I lol'd when I read your last post. It was hilarious. xD
#44 Posted by Wolverine (4280 posts) -
@Commando: Well Texas was it's own independent country called The Republic of Texas before it became part of the United States.
#45 Posted by crunchUK (5963 posts) -

What annoys me about it is when a stupid person on xbox live tells me that "american" is a language and that it's seperate from english just that they sound similar. OR another that told me to "stop ruining the english language you british faggot"

#46 Posted by RHCPfan24 (8609 posts) -

I am not a big fan of my own country's accent, especially when compared to the English one. You guys have a great accent and I want to move out there to just get a bit of that vibe. Still, the American accent is just...boring in comparison.
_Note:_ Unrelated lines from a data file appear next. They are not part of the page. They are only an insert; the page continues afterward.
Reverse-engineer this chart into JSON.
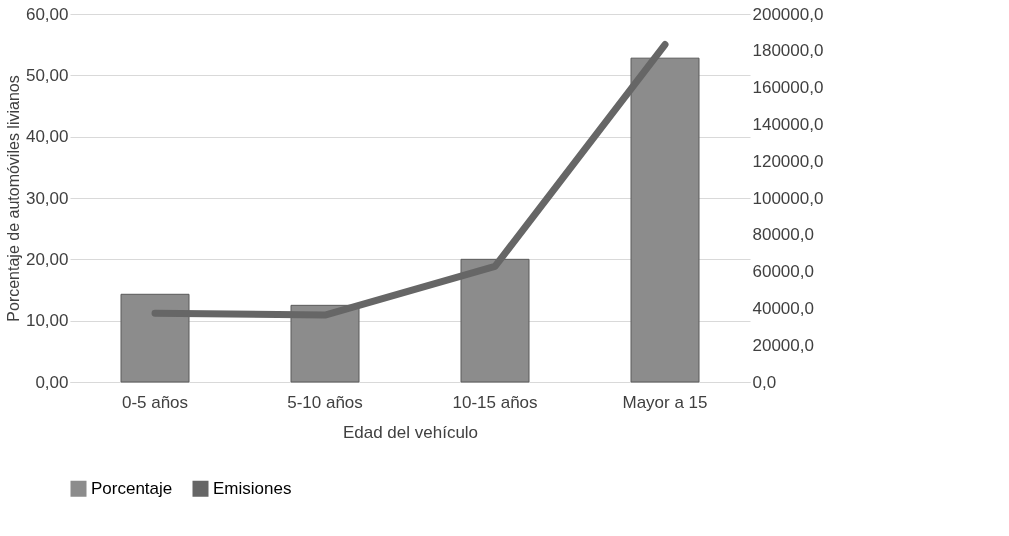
{
  "chart_data": {
    "type": "bar",
    "xlabel": "Edad del vehículo",
    "ylabel": "Porcentaje de automóviles livianos",
    "categories": [
      "0-5 años",
      "5-10 años",
      "10-15 años",
      "Mayor a 15"
    ],
    "series": [
      {
        "name": "Porcentaje",
        "color": "#8c8c8c",
        "values": [
          14.3,
          12.5,
          20.0,
          52.8
        ]
      },
      {
        "name": "Emisiones",
        "type": "line",
        "axis": "y2",
        "color": "#666666",
        "values": [
          37400,
          36400,
          62800,
          183400
        ]
      }
    ],
    "ylim": [
      0,
      60
    ],
    "yticks": [
      {
        "value": 0,
        "label": "0,00"
      },
      {
        "value": 10,
        "label": "10,00"
      },
      {
        "value": 20,
        "label": "20,00"
      },
      {
        "value": 30,
        "label": "30,00"
      },
      {
        "value": 40,
        "label": "40,00"
      },
      {
        "value": 50,
        "label": "50,00"
      },
      {
        "value": 60,
        "label": "60,00"
      }
    ],
    "y2lim": [
      0,
      200000
    ],
    "y2ticks": [
      {
        "value": 0,
        "label": "0,0"
      },
      {
        "value": 20000,
        "label": "20000,0"
      },
      {
        "value": 40000,
        "label": "40000,0"
      },
      {
        "value": 60000,
        "label": "60000,0"
      },
      {
        "value": 80000,
        "label": "80000,0"
      },
      {
        "value": 100000,
        "label": "100000,0"
      },
      {
        "value": 120000,
        "label": "120000,0"
      },
      {
        "value": 140000,
        "label": "140000,0"
      },
      {
        "value": 160000,
        "label": "160000,0"
      },
      {
        "value": 180000,
        "label": "180000,0"
      },
      {
        "value": 200000,
        "label": "200000,0"
      }
    ],
    "grid": "y",
    "legend": "bottom",
    "line_style": "solid",
    "marker": "none"
  }
}
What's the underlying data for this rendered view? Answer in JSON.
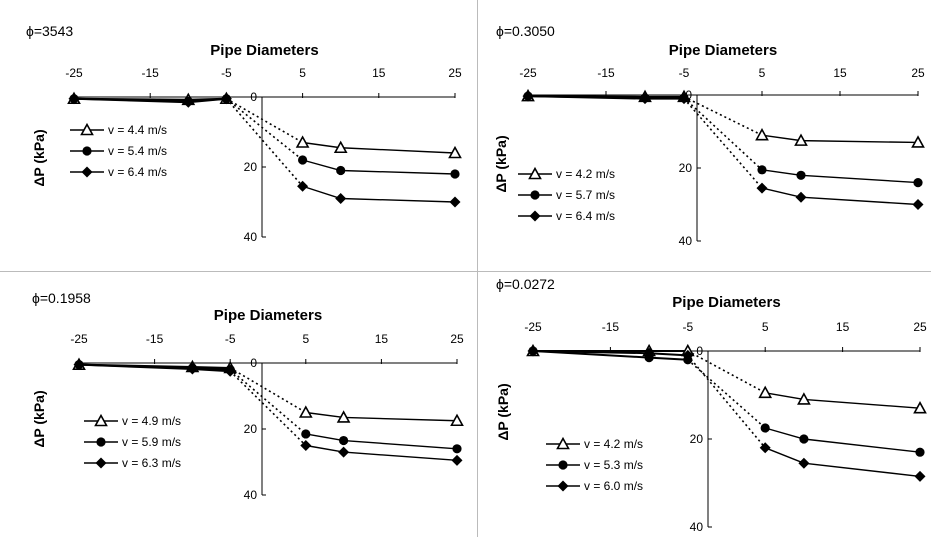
{
  "chart_data": [
    {
      "type": "line",
      "title": "ϕ=3543",
      "xlabel": "Pipe Diameters",
      "ylabel": "ΔP (kPa)",
      "xlim": [
        -25,
        25
      ],
      "ylim": [
        0,
        40
      ],
      "y_inverted": true,
      "x_axis_position": "top",
      "xticks": [
        -25,
        -15,
        -5,
        5,
        15,
        25
      ],
      "yticks": [
        0,
        20,
        40
      ],
      "x": [
        -25,
        -10,
        -5,
        5,
        10,
        25
      ],
      "series": [
        {
          "name": "v = 4.4 m/s",
          "marker": "triangle-open",
          "values": [
            0.5,
            0.8,
            0.5,
            13,
            14.5,
            16
          ]
        },
        {
          "name": "v = 5.4 m/s",
          "marker": "circle",
          "values": [
            0.5,
            1.2,
            0.5,
            18,
            21,
            22
          ]
        },
        {
          "name": "v = 6.4 m/s",
          "marker": "diamond",
          "values": [
            0.5,
            1.5,
            0.5,
            25.5,
            29,
            30
          ]
        }
      ],
      "dotted_segment": "between x = -5 and x = 5",
      "legend_position": "left"
    },
    {
      "type": "line",
      "title": "ϕ=0.3050",
      "xlabel": "Pipe Diameters",
      "ylabel": "ΔP (kPa)",
      "xlim": [
        -25,
        25
      ],
      "ylim": [
        0,
        40
      ],
      "y_inverted": true,
      "x_axis_position": "top",
      "xticks": [
        -25,
        -15,
        -5,
        5,
        15,
        25
      ],
      "yticks": [
        0,
        20,
        40
      ],
      "x": [
        -25,
        -10,
        -5,
        5,
        10,
        25
      ],
      "series": [
        {
          "name": "v = 4.2 m/s",
          "marker": "triangle-open",
          "values": [
            0.3,
            0.5,
            0.5,
            11,
            12.5,
            13
          ]
        },
        {
          "name": "v = 5.7 m/s",
          "marker": "circle",
          "values": [
            0.3,
            0.8,
            0.8,
            20.5,
            22,
            24
          ]
        },
        {
          "name": "v = 6.4 m/s",
          "marker": "diamond",
          "values": [
            0.3,
            1.0,
            1.0,
            25.5,
            28,
            30
          ]
        }
      ],
      "dotted_segment": "between x = -5 and x = 5",
      "legend_position": "left"
    },
    {
      "type": "line",
      "title": "ϕ=0.1958",
      "xlabel": "Pipe Diameters",
      "ylabel": "ΔP (kPa)",
      "xlim": [
        -25,
        25
      ],
      "ylim": [
        0,
        40
      ],
      "y_inverted": true,
      "x_axis_position": "top",
      "xticks": [
        -25,
        -15,
        -5,
        5,
        15,
        25
      ],
      "yticks": [
        0,
        20,
        40
      ],
      "x": [
        -25,
        -10,
        -5,
        5,
        10,
        25
      ],
      "series": [
        {
          "name": "v = 4.9 m/s",
          "marker": "triangle-open",
          "values": [
            0.5,
            1.2,
            1.5,
            15,
            16.5,
            17.5
          ]
        },
        {
          "name": "v = 5.9 m/s",
          "marker": "circle",
          "values": [
            0.5,
            1.5,
            2.0,
            21.5,
            23.5,
            26
          ]
        },
        {
          "name": "v = 6.3 m/s",
          "marker": "diamond",
          "values": [
            0.5,
            1.8,
            2.5,
            25,
            27,
            29.5
          ]
        }
      ],
      "dotted_segment": "between x = -5 and x = 5",
      "legend_position": "left"
    },
    {
      "type": "line",
      "title": "ϕ=0.0272",
      "xlabel": "Pipe Diameters",
      "ylabel": "ΔP (kPa)",
      "xlim": [
        -25,
        25
      ],
      "ylim": [
        0,
        40
      ],
      "y_inverted": true,
      "x_axis_position": "top",
      "xticks": [
        -25,
        -15,
        -5,
        5,
        15,
        25
      ],
      "yticks": [
        0,
        20,
        40
      ],
      "x": [
        -25,
        -10,
        -5,
        5,
        10,
        25
      ],
      "series": [
        {
          "name": "v = 4.2 m/s",
          "marker": "triangle-open",
          "values": [
            0.0,
            0.0,
            0.0,
            9.5,
            11,
            13
          ]
        },
        {
          "name": "v = 5.3 m/s",
          "marker": "circle",
          "values": [
            0.0,
            1.5,
            2.0,
            17.5,
            20,
            23
          ]
        },
        {
          "name": "v = 6.0 m/s",
          "marker": "diamond",
          "values": [
            0.0,
            0.5,
            1.0,
            22,
            25.5,
            28.5
          ]
        }
      ],
      "dotted_segment": "between x = -5 and x = 5",
      "legend_position": "left"
    }
  ]
}
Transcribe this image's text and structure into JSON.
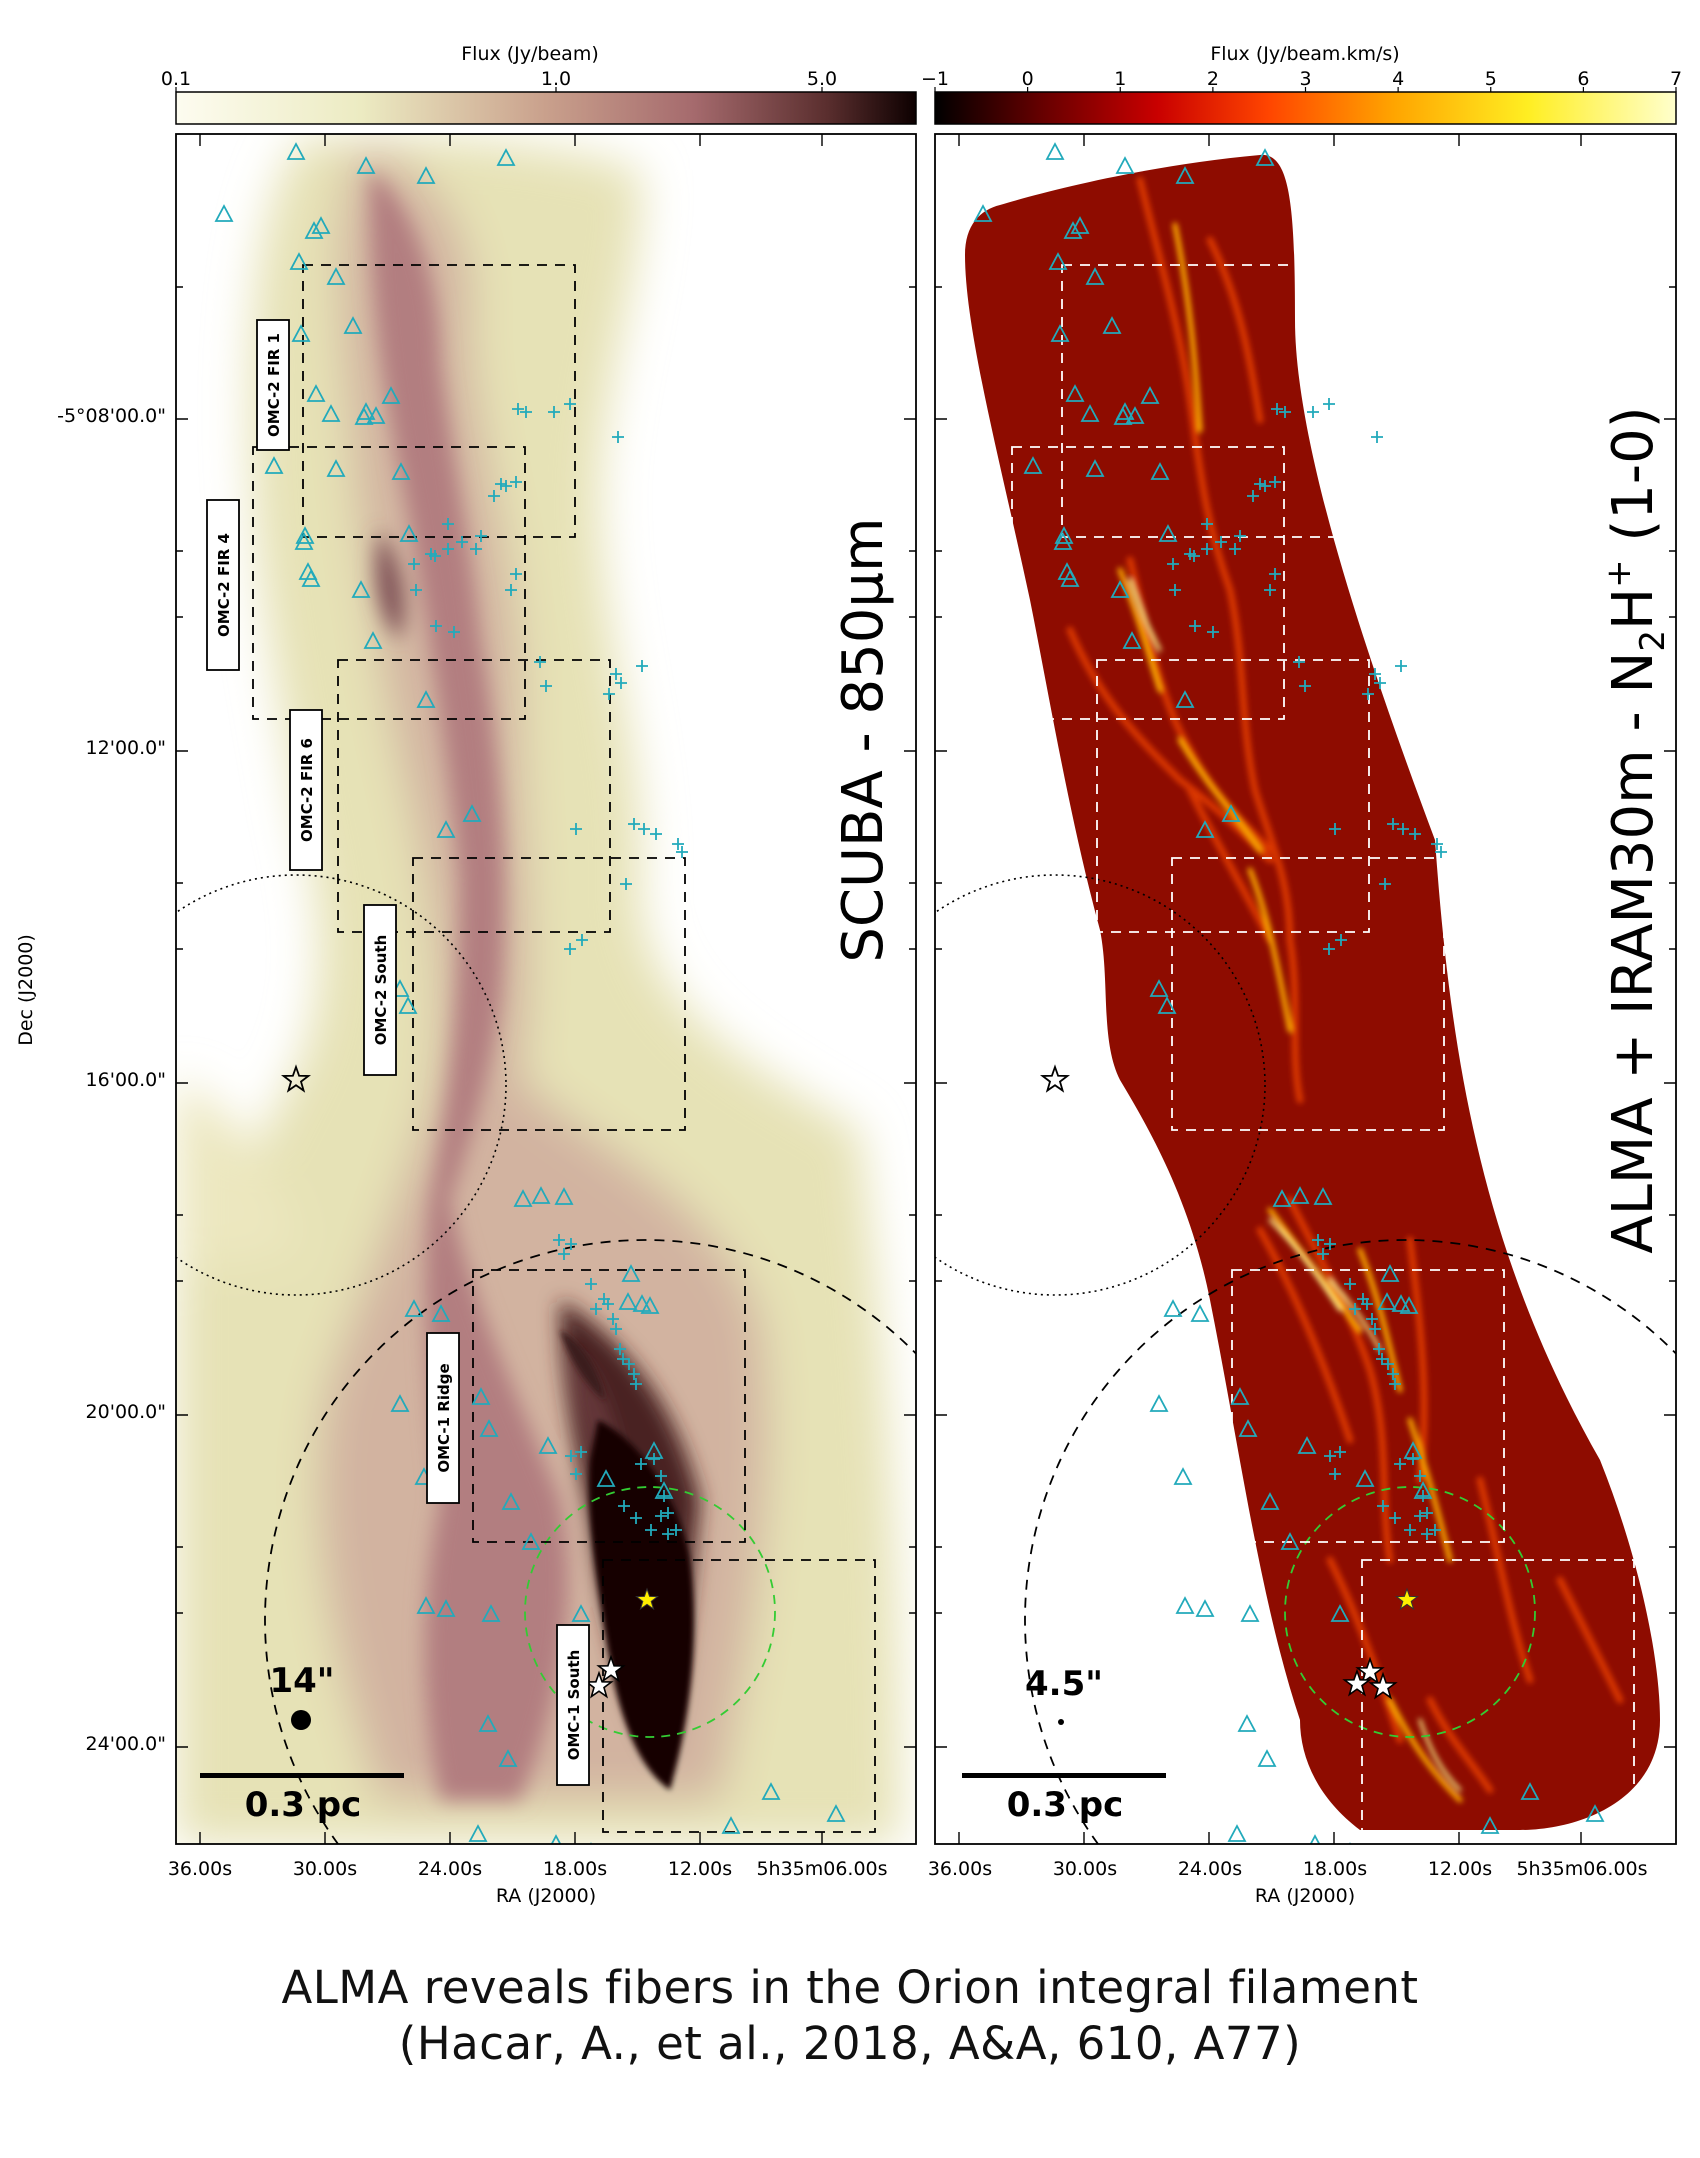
{
  "figure": {
    "left_colorbar": {
      "label": "Flux (Jy/beam)",
      "ticks": [
        "0.1",
        "1.0",
        "5.0"
      ],
      "colors": [
        "#fdfcf0",
        "#ecebc2",
        "#c9a08c",
        "#a56a6d",
        "#5a2e2e",
        "#0d0000"
      ]
    },
    "right_colorbar": {
      "label": "Flux (Jy/beam.km/s)",
      "ticks": [
        "−1",
        "0",
        "1",
        "2",
        "3",
        "4",
        "5",
        "6",
        "7"
      ],
      "colors": [
        "#000000",
        "#6a0000",
        "#c90000",
        "#ff4500",
        "#ffa500",
        "#ffee22",
        "#ffffcc"
      ]
    },
    "left_panel": {
      "title": "SCUBA - 850μm",
      "beam_size": "14\"",
      "scalebar": "0.3 pc",
      "regions": [
        "OMC-2 FIR 1",
        "OMC-2 FIR 4",
        "OMC-2 FIR 6",
        "OMC-2 South",
        "OMC-1 Ridge",
        "OMC-1 South"
      ]
    },
    "right_panel": {
      "title_prefix": "ALMA + IRAM30m - N",
      "title_sub": "2",
      "title_mid": "H",
      "title_sup": "+",
      "title_suffix": "(1-0)",
      "beam_size": "4.5\"",
      "scalebar": "0.3 pc"
    },
    "dec_axis": {
      "label": "Dec (J2000)",
      "ticks": [
        "-5°08'00.0\"",
        "12'00.0\"",
        "16'00.0\"",
        "20'00.0\"",
        "24'00.0\""
      ]
    },
    "ra_axis": {
      "label": "RA (J2000)",
      "ticks": [
        "36.00s",
        "30.00s",
        "24.00s",
        "18.00s",
        "12.00s",
        "5h35m06.00s"
      ]
    },
    "colors": {
      "triangle": "#22aabb",
      "cross": "#22aabb",
      "star_yellow": "#ffee00",
      "box_left": "#000000",
      "box_right": "#ffffff",
      "green_circle": "#33cc33"
    }
  },
  "caption": {
    "line1": "ALMA reveals fibers in the Orion integral filament",
    "line2": "(Hacar, A., et al., 2018, A&A, 610, A77)"
  }
}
#47 Posted by JonathanMoore (1858 posts) -

I live in England and have an American accent, heres the low down: Half of the people will think you have a great accent, the rest will criticize it at all costs.

#48 Posted by Wolverine (4280 posts) -
@JonathanMoore said:
" I live in England and have an American accent, heres the low down: Half of the people will think you have a great accent, the rest will criticize it at all costs. "
How do you have an American accent? Are you American?
#49 Posted by Commando (1878 posts) -

Well, I just recorded myself trying to mimic the english accent. I didn't have anything better to do. I sound like a retard trying to enunciate every single syllable.

I had to think about every single syllable of every word, that's why I read it so slow. It's weird when you have to think about it.
Don't make fun of it, I know it's bad, but maybe some English kid will get a few laughs out of it.
Sorry it's quiet, it's with the built in microphone in my Mac so it's not the best microphone.

#50 Posted by Steve_C (1750 posts) -
@Commando:

Well that certainly was amusing. No British at all, but nice try anyway. It reminded me of Forrest Gump a bit, with slight touches of Australian here and there.